According to sources close to the Joint-stock company “Toshshahartranshizmat”, all 130 bus routes in the capital now operate 3-5 instead of 8-10 buses which are usually in operation on a standard schedule.
“If previously we had eight bus lines, we now only have three, more precisely, even only two, because one broke down en route” said the driver of bus number 76 (North Station – Airport – Karakamysh) on September 20. “The rest of the five buses were sent to the cotton fields for 2 months. “
According to the driver, now, at the height of the cotton season, a similar situation has occurred in all ten city bus routes.
The bus depot number three, serving the 76th route in the city of Tashkent, declined to comment, limiting their statement to only a short phrase: “These are temporary difficulties as the cotton is now priority.”
Drivers have complained that “travel is chaotic and people are fighting amongst themselves”.
Mobilisation of state employees and students for cotton this year started on 13th September.
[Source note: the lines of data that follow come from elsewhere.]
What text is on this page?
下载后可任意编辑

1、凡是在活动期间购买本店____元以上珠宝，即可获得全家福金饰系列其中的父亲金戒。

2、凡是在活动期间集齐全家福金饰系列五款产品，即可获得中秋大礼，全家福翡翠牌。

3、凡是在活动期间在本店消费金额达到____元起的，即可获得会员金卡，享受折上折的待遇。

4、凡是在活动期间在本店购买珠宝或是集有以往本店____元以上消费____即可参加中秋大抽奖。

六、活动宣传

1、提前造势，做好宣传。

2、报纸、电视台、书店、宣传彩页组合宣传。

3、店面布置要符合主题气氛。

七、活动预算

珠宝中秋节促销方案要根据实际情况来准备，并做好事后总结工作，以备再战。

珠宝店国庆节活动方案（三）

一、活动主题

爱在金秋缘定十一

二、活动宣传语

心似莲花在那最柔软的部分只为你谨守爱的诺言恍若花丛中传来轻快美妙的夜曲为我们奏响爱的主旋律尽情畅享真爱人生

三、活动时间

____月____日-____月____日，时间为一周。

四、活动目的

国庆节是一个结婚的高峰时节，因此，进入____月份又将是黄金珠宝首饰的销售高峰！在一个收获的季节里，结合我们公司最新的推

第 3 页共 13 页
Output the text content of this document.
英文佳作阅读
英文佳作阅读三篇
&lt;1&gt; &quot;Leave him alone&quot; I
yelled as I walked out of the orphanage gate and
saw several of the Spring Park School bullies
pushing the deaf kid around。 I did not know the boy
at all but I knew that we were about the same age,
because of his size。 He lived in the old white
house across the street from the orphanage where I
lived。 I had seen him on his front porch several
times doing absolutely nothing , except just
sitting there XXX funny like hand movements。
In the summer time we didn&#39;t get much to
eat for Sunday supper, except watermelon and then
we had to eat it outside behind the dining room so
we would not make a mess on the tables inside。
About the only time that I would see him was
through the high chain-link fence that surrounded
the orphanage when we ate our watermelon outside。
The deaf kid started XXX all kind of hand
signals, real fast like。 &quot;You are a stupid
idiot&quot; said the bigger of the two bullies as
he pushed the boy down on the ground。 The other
Despite repeated promises to the international community not to use forced labour in the cotton harvest, the authorities this year have taken students and public sector employees, including doctors and teachers to the fields.
To avoid repressive punitive measures for refusing to participate in the harvest, many are forced to pay 450,000 – 800,000 som ($ 70 – $126) per person out of their own pockets if they wish to be replaced by hired workers.
It should be noted that, at the Cotton Fair in 2013, the head of the government of Uzbekistan and now Acting President, Shavkat Mirziyoyev, said that in two to three years time 80 – 90 % of the “white gold” in the country would be harvested by machines. However, at the end of last year it became clear that only 5 % of the total crop was harvested by machines.